Quel meilleur endroit que l’ancienne friche industrielle de la Villette pour accuellir le passage à Paris des I Like Trains, le quintet post-rock atmosphérique de Leeds. Les anglais étaient accompagnés par les français de Kim Novak, adeptes de sonorités cold-wave. La soirée était donc placée sous l’égide de l’excellent label bordelais Talitres et promettait une ambiance sombre et des voix caverneuses.

On peut pas dire que ça se bousculait au portillon pour voir Kim Novak et c’est bien dommage. Malgré l’heure tardive pour une 1ère partie (21h passé), le Glaz’Art sonne un peu le creux.  A la manière de l’actrice à qui ils ont emprunté le nom (choisie par Columbia pour détrôner une certaine Marilyn M.),  les caennais ont peu de chance de détrôner Interpol ou Joy Division. Cependant leur cold-wave fait mieux que se défendre et n’a pas à rougir de la concurrence de quelques corbeaux anglo-saxons.

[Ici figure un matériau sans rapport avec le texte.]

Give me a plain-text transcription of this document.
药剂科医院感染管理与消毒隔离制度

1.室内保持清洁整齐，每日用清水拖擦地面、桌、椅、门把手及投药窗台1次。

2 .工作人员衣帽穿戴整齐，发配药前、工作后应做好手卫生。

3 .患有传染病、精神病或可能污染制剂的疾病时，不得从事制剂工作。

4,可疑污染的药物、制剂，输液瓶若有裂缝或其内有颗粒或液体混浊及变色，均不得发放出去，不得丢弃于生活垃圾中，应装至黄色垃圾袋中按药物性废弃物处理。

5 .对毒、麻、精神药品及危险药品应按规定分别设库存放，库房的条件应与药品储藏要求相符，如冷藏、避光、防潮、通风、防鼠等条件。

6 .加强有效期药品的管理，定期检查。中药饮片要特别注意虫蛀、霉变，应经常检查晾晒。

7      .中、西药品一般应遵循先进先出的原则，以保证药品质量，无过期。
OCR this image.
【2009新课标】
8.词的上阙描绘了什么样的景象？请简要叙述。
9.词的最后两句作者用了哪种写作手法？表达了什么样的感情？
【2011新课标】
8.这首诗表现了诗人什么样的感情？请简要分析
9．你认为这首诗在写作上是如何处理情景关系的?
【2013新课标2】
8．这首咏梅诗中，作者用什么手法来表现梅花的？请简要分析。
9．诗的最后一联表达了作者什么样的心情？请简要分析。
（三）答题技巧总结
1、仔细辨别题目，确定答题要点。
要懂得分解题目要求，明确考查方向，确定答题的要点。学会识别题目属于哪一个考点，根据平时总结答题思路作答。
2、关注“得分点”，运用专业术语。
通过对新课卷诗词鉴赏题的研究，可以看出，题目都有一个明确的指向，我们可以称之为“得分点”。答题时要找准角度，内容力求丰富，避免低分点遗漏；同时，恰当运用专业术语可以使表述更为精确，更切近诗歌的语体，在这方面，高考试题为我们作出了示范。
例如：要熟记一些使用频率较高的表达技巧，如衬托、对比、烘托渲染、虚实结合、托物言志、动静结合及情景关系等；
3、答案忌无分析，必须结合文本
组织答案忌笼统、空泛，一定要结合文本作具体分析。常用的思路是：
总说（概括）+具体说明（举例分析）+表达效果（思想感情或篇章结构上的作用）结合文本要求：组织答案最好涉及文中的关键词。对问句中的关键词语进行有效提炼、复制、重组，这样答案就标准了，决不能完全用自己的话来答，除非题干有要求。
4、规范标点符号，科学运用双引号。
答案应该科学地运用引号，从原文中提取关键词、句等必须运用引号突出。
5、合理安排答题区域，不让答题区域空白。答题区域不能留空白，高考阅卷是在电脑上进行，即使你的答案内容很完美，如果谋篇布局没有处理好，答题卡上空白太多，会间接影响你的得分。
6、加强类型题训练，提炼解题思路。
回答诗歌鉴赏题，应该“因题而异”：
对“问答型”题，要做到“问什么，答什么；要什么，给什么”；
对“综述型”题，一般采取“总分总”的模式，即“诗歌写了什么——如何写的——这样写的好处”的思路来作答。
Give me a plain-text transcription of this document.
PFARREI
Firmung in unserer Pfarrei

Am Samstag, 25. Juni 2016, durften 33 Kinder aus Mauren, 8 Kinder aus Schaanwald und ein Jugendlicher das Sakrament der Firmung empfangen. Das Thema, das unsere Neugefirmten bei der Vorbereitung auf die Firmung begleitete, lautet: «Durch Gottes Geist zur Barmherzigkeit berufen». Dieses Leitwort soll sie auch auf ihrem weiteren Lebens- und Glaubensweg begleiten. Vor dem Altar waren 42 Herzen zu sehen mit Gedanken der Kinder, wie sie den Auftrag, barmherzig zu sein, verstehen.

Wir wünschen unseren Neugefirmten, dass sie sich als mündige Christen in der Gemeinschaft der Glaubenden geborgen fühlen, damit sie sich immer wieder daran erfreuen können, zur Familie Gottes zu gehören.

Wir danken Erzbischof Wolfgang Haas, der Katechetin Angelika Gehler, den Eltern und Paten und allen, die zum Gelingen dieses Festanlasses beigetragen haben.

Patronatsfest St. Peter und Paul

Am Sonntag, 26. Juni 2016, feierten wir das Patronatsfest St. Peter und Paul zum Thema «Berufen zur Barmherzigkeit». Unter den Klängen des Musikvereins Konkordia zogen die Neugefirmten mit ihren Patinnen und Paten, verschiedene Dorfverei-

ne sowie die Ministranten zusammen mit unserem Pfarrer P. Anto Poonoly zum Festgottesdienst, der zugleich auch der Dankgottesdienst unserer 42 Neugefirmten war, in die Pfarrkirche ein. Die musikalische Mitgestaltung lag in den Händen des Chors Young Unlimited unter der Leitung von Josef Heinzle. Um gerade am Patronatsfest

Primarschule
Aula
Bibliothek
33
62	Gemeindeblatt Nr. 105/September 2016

Affublés de leurs classiques tenues de cheminots britanniques (trés classe soit dit en passant), les I Like Trains prennent ensuite possession de la petite scène du Glaz’Art sur quelques mots dans la langue de Molière « Nous sommes J’aime les trains ». Un vidéoprojecteur, géré par Ashley Dean l’homme au cornet (sorte de trompette), est installé afin de diffuser des images en super 8 et diapos derrière le batteur. Le set débute par un inédit, Spencer Perceval, qui démontre un peu plus le goût prononcé du quintet pour les mélodies obscures mais également leur attachement aux destins tragiques. Ce titre fait la part belle à l’unique Premier Ministre Britannique à avoir été assassiné. Les photos du personnage et les mots « Murdered » s’affichent sur le mur, le ton est donné.  Avec « The Accident« , sur lequel le cornet fait des merveilles, on s’attend presque à entendre un chien hurler à la mort dans les toilettes du Glaz’ Art. Le groupe enchaîne ensuite avec « A rook House for Bobby« , un des meilleurs titres de leur 1er album, qui narre l’histoire du champion d’échecs Bobby Fischer, aux idées politiques déviantes, qui fut poursuivi jusqu’en Islande.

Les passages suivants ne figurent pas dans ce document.